First Royal Flying Corps Squadrons Land near Amiens

The first four squadrons of the Royal Flying Corps (2, 3, 4 and 5) landed in a field north of Amiens on the morning of 13 August 1914. Lt Hubert Harvey-Kelly of No. 2 Squadron was the first British pilot to land in France with the first deployment in war of a British air force.

Brief German Occupation

The city of Amiens was captured by the German Army on 31 August 1914 but the French Army recaptured it a month later on 28 September during the battles known as “The Race to the Sea”.

An Important Railhead

The railhead and railway system linking the Allied rear areas to the north and south of Amiens on the Western Front were of great importance to the British and French Armies. It was vital to retain control of the city for this reason.

City Behind the Lines

The city was visited during the four years of war by Allied servicemen and personnel in the rear of the Allied lines. It was a place to spend time out of the line away from the fighting. Life was relatively normal with shops, cafés and hotels doing trade with the military population.

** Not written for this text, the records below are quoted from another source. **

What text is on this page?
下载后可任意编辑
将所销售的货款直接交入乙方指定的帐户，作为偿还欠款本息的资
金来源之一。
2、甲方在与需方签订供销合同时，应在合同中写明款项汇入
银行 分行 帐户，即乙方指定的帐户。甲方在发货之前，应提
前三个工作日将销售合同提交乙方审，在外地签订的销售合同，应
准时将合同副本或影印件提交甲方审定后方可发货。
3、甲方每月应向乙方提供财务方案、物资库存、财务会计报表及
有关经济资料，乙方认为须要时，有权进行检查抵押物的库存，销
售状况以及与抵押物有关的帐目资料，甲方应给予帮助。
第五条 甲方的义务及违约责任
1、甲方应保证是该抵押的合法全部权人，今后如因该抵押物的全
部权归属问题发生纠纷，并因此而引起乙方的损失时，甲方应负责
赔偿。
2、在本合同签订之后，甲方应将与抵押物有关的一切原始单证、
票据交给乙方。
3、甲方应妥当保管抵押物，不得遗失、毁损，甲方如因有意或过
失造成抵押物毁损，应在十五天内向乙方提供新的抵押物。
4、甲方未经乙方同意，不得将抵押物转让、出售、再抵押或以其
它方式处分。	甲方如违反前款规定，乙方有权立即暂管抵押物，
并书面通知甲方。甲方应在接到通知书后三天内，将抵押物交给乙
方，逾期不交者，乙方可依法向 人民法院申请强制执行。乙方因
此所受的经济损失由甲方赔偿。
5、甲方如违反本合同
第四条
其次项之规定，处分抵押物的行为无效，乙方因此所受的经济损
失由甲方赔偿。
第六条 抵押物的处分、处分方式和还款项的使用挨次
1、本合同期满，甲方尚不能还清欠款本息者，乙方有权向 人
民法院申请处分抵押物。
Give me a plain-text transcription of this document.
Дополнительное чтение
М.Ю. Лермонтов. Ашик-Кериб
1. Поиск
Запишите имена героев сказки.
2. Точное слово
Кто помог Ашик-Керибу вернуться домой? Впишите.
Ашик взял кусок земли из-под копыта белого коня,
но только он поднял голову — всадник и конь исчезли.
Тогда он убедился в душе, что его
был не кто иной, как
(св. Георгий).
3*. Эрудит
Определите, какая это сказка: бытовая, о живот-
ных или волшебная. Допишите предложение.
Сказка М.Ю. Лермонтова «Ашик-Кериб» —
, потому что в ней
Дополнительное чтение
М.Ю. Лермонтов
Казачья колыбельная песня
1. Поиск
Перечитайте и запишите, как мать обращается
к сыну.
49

The Hotel Carlton was used by British officers in those days and features in some autobiographical accounts.

Allies Defend the German Advance on Amiens in 1918

The capture of the city and its railhead was to be one of the prizes for German Supreme Command when the German Spring Offensive was launched on 21 March 1918. The plan was for an offensive push to the west, with the first attack launched towards Amiens called Operation Michael. The intention was to split the British and French Armies apart at this point and press on to the coast. The critical strategic importance of the possible loss of the Amiens railhead for the Allies was not a key factor in the German plan. Fortunately for the Allies the German Army's advance in March faltered a few miles east of the city at Villers-Bretonneux. Units of Australian, British and Canadian troops held onto the village. A gap in the Allied defence south-east of the village was forced on 4 April by the advancing German troops. A counter-attack at 17.45 south of the railway line by the Australian 36th Battalion was joined on its left and right flank by Australian and British units still in the village. The German advance to Amiens was finally stopped here. A Demarcation Stone marks the place at Villers Bretonneux as the furthest point of the German advance towards Amiens.

The Advance to Victory 1918

An Allied offensive launched on 8 August 1918 began east of Amiens called the Battle of Amiens. This battle was the start of the 100 Days' Advance to Victory, which concluded with the German surrender and the Armistice of 11 November 1918.